Self-Publish Your Book Without Losing Your Shirt: business basics for self-publishing authors (now being revised) is aimed at writers who don't need help with writing or designing, but do need help with the business side of the publishing business. It's intended for writers who use self-publishing companies, as well as writers -- like me -- who decide to stay independent, and form their own small publishing companies. 



Within three hours, I got the idea for the book, picked a title, did a rough design for the cover, assigned an ISBN, and wrote a list of chapters and some of the words that go between the covers.



The cover photo was taken by Piotr Marcinski and I got it at Fotolia.com. Fotolia is my first choice when I need photography. The selection is huge, quality the highest, and prices either reasonable or ridiculously low. I'm sure I would have paid over a thousand bucks to hire a model and a photographer to get a picture like this one, and it might have taken weeks to get it. I made the decision on the Fotolia site in less than ten minutes, and the price (for a big hi-rez image) was about $12.



One thing I particularly like about Fotolia is that I can download free low-rez trial pix to experiment with in layouts, before I decide to spend money. If I decide to spend the money, and later realize that I picked the wrong pic, I probably wasted less money than I would spend on a pizza -- and I may be able to use the photo in another project. (That has happened twice.)

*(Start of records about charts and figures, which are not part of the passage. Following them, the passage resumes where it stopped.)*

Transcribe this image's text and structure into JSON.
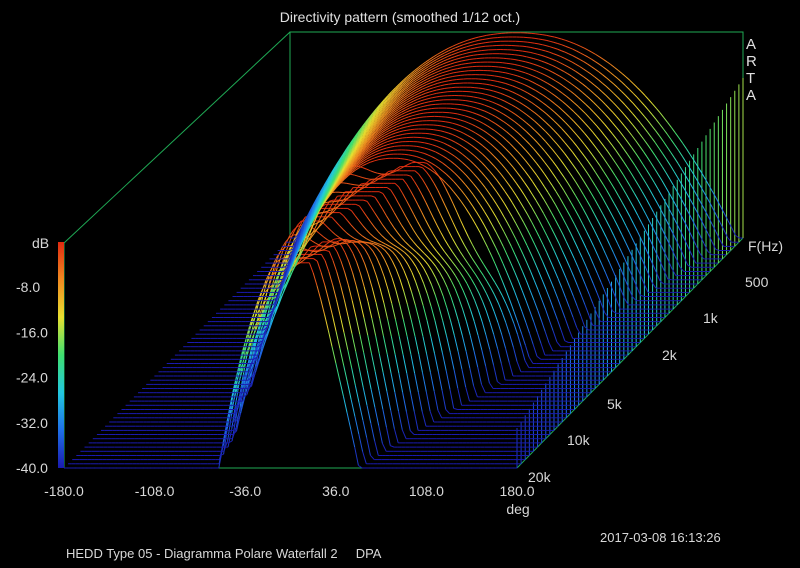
{
  "chart_data": {
    "type": "waterfall-3d",
    "title": "Directivity pattern (smoothed 1/12 oct.)",
    "x_axis": {
      "label": "deg",
      "range": [
        -180,
        180
      ],
      "ticks": [
        "-180.0",
        "-108.0",
        "-36.0",
        "36.0",
        "108.0",
        "180.0"
      ]
    },
    "z_axis": {
      "label": "F(Hz)",
      "range_hz": [
        400,
        20000
      ],
      "scale": "log",
      "ticks": [
        "500",
        "1k",
        "2k",
        "5k",
        "10k",
        "20k"
      ]
    },
    "color_scale": {
      "label": "dB",
      "range": [
        -40,
        0
      ],
      "ticks": [
        "-8.0",
        "-16.0",
        "-24.0",
        "-32.0",
        "-40.0"
      ],
      "colors": [
        "#1a1ab0",
        "#1f6fe8",
        "#22c8e0",
        "#3fe070",
        "#e8e030",
        "#f08a20",
        "#e02a10"
      ]
    },
    "series_count": 56,
    "frequency_hz": [
      400,
      500,
      630,
      800,
      1000,
      1250,
      1600,
      2000,
      2500,
      3150,
      4000,
      5000,
      6300,
      8000,
      10000,
      12500,
      16000,
      20000
    ]
  },
  "brand": {
    "letters": [
      "A",
      "R",
      "T",
      "A"
    ]
  },
  "footer": {
    "timestamp": "2017-03-08  16:13:26",
    "caption": "HEDD Type 05 - Diagramma Polare Waterfall 2     DPA"
  }
}
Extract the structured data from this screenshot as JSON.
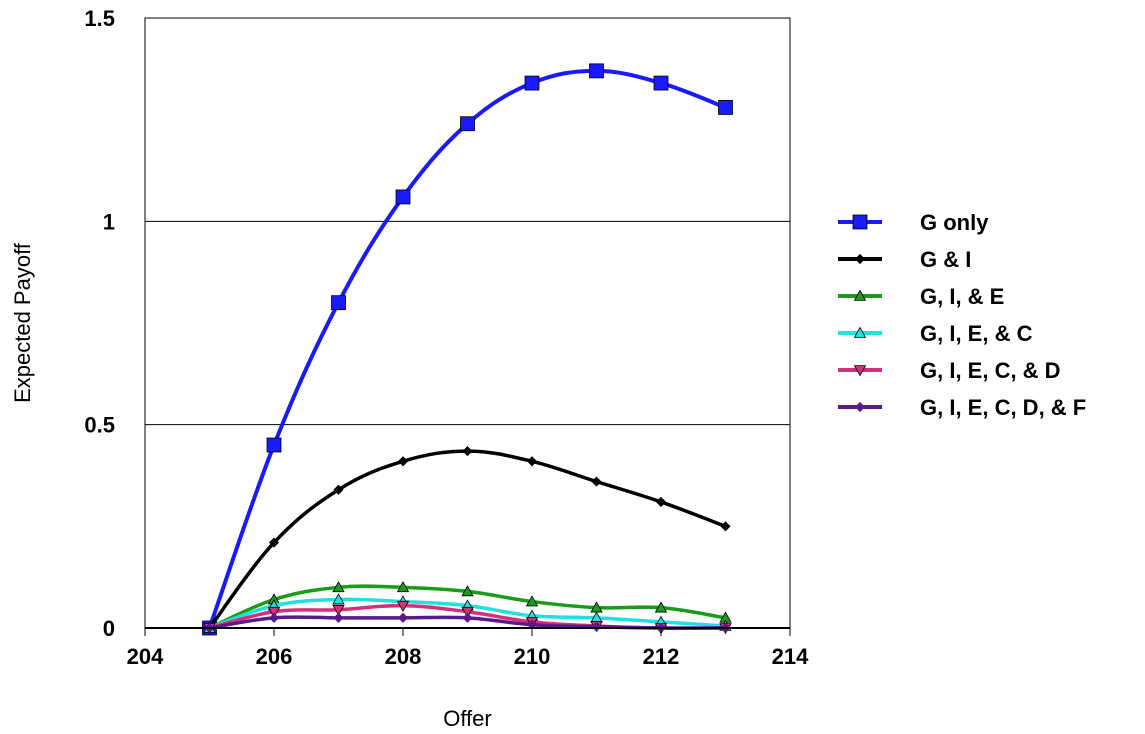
{
  "chart_data": {
    "type": "line",
    "title": "",
    "xlabel": "Offer",
    "ylabel": "Expected Payoff",
    "xlim": [
      204,
      214
    ],
    "ylim": [
      0,
      1.5
    ],
    "x_ticks": [
      "204",
      "206",
      "208",
      "210",
      "212",
      "214"
    ],
    "y_ticks": [
      "0",
      "0.5",
      "1",
      "1.5"
    ],
    "grid": "horizontal",
    "legend": "right",
    "x": [
      205,
      206,
      207,
      208,
      209,
      210,
      211,
      212,
      213
    ],
    "series": [
      {
        "name": "G only",
        "color": "#1a1aff",
        "marker": "square",
        "values": [
          0,
          0.45,
          0.8,
          1.06,
          1.24,
          1.34,
          1.37,
          1.34,
          1.28
        ]
      },
      {
        "name": "G & I",
        "color": "#000000",
        "marker": "diamond",
        "values": [
          0,
          0.21,
          0.34,
          0.41,
          0.435,
          0.41,
          0.36,
          0.31,
          0.25
        ]
      },
      {
        "name": "G, I, & E",
        "color": "#1a9c1a",
        "marker": "triangle-up",
        "values": [
          0,
          0.07,
          0.1,
          0.1,
          0.09,
          0.065,
          0.05,
          0.05,
          0.025
        ]
      },
      {
        "name": "G, I, E, & C",
        "color": "#22e0e0",
        "marker": "triangle-up",
        "values": [
          0,
          0.055,
          0.07,
          0.065,
          0.055,
          0.03,
          0.025,
          0.015,
          0.005
        ]
      },
      {
        "name": "G, I, E, C, & D",
        "color": "#d6307a",
        "marker": "triangle-down",
        "values": [
          0,
          0.04,
          0.045,
          0.055,
          0.04,
          0.015,
          0.005,
          0.0,
          0.0
        ]
      },
      {
        "name": "G, I, E, C, D, & F",
        "color": "#5a1a8c",
        "marker": "diamond",
        "values": [
          0,
          0.025,
          0.025,
          0.025,
          0.025,
          0.008,
          0.003,
          0.0,
          0.0
        ]
      }
    ]
  }
}
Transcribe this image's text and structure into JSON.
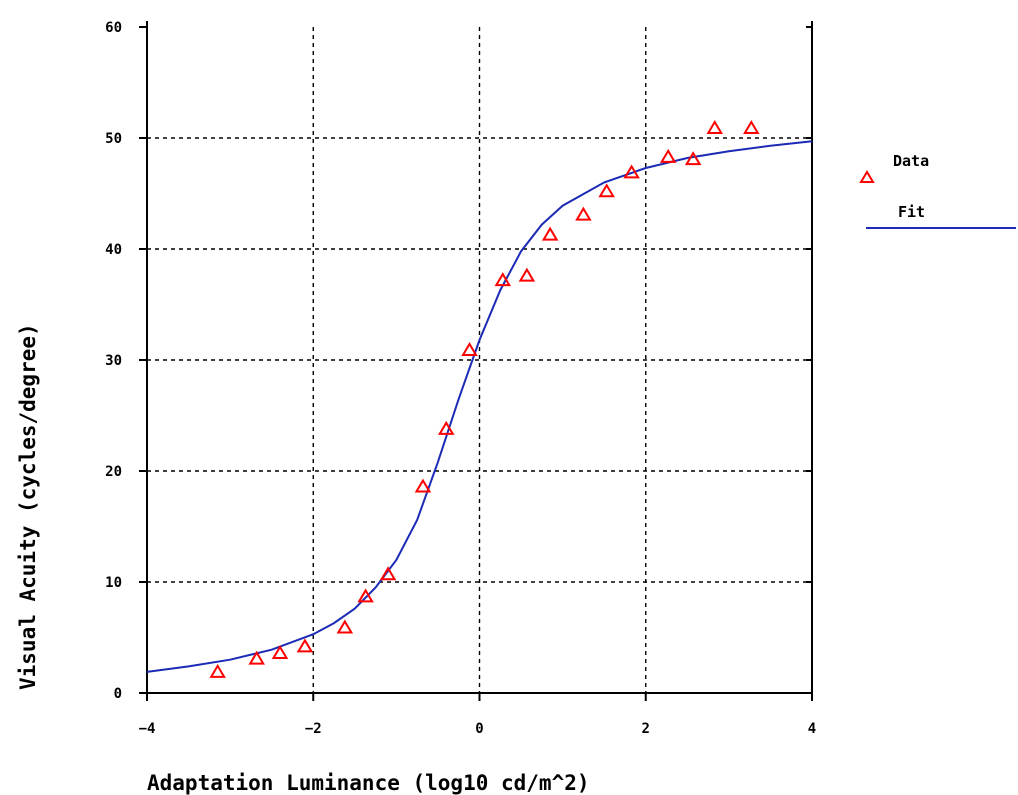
{
  "chart_data": {
    "type": "scatter",
    "xlabel": "Adaptation Luminance (log10 cd/m^2)",
    "ylabel": "Visual Acuity (cycles/degree)",
    "xlim": [
      -4,
      4
    ],
    "ylim": [
      0,
      60
    ],
    "x_ticks": [
      -4,
      -2,
      0,
      2,
      4
    ],
    "y_ticks": [
      0,
      10,
      20,
      30,
      40,
      50,
      60
    ],
    "grid": true,
    "legend_position": "right",
    "series": [
      {
        "name": "Data",
        "kind": "markers",
        "marker": "triangle",
        "color": "#ff0000",
        "x": [
          -3.15,
          -2.68,
          -2.4,
          -2.1,
          -1.62,
          -1.37,
          -1.1,
          -0.68,
          -0.4,
          -0.12,
          0.28,
          0.57,
          0.85,
          1.25,
          1.53,
          1.83,
          2.27,
          2.57,
          2.83,
          3.27
        ],
        "y": [
          1.9,
          3.1,
          3.6,
          4.2,
          5.9,
          8.7,
          10.7,
          18.6,
          23.8,
          30.9,
          37.2,
          37.6,
          41.3,
          43.1,
          45.2,
          46.9,
          48.3,
          48.1,
          50.9,
          50.9
        ]
      },
      {
        "name": "Fit",
        "kind": "line",
        "color": "#1c2bb5",
        "x": [
          -4.0,
          -3.5,
          -3.0,
          -2.5,
          -2.0,
          -1.75,
          -1.5,
          -1.25,
          -1.0,
          -0.75,
          -0.5,
          -0.25,
          0.0,
          0.25,
          0.5,
          0.75,
          1.0,
          1.5,
          2.0,
          2.5,
          3.0,
          3.5,
          4.0
        ],
        "y": [
          1.9,
          2.4,
          3.0,
          3.9,
          5.3,
          6.3,
          7.6,
          9.5,
          12.0,
          15.6,
          20.8,
          26.5,
          31.8,
          36.3,
          39.8,
          42.2,
          43.9,
          46.0,
          47.3,
          48.2,
          48.8,
          49.3,
          49.7
        ]
      }
    ]
  },
  "axes": {
    "x_tick_labels": [
      "−4",
      "−2",
      "0",
      "2",
      "4"
    ],
    "y_tick_labels": [
      "0",
      "10",
      "20",
      "30",
      "40",
      "50",
      "60"
    ],
    "xlabel_display": "Adaptation Luminance (log10 cd/m^2)",
    "ylabel_display": "Visual Acuity (cycles/degree)"
  },
  "legend": {
    "data_label": "Data",
    "fit_label": "Fit"
  }
}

Of course, when I use "stock" photography like this, it's not mine exclusively, so I check to see if any similar books have the same or similar illustrations. There is no guarantee that one won't go on sale in the future (there's also no guarantee that another book won't have the same title as mine), but I'm willing to take the risk. I'd have to sell many more books to pay for a $1000 photo than a $12 photo.



I also like iStockPhoto and ShutterStock.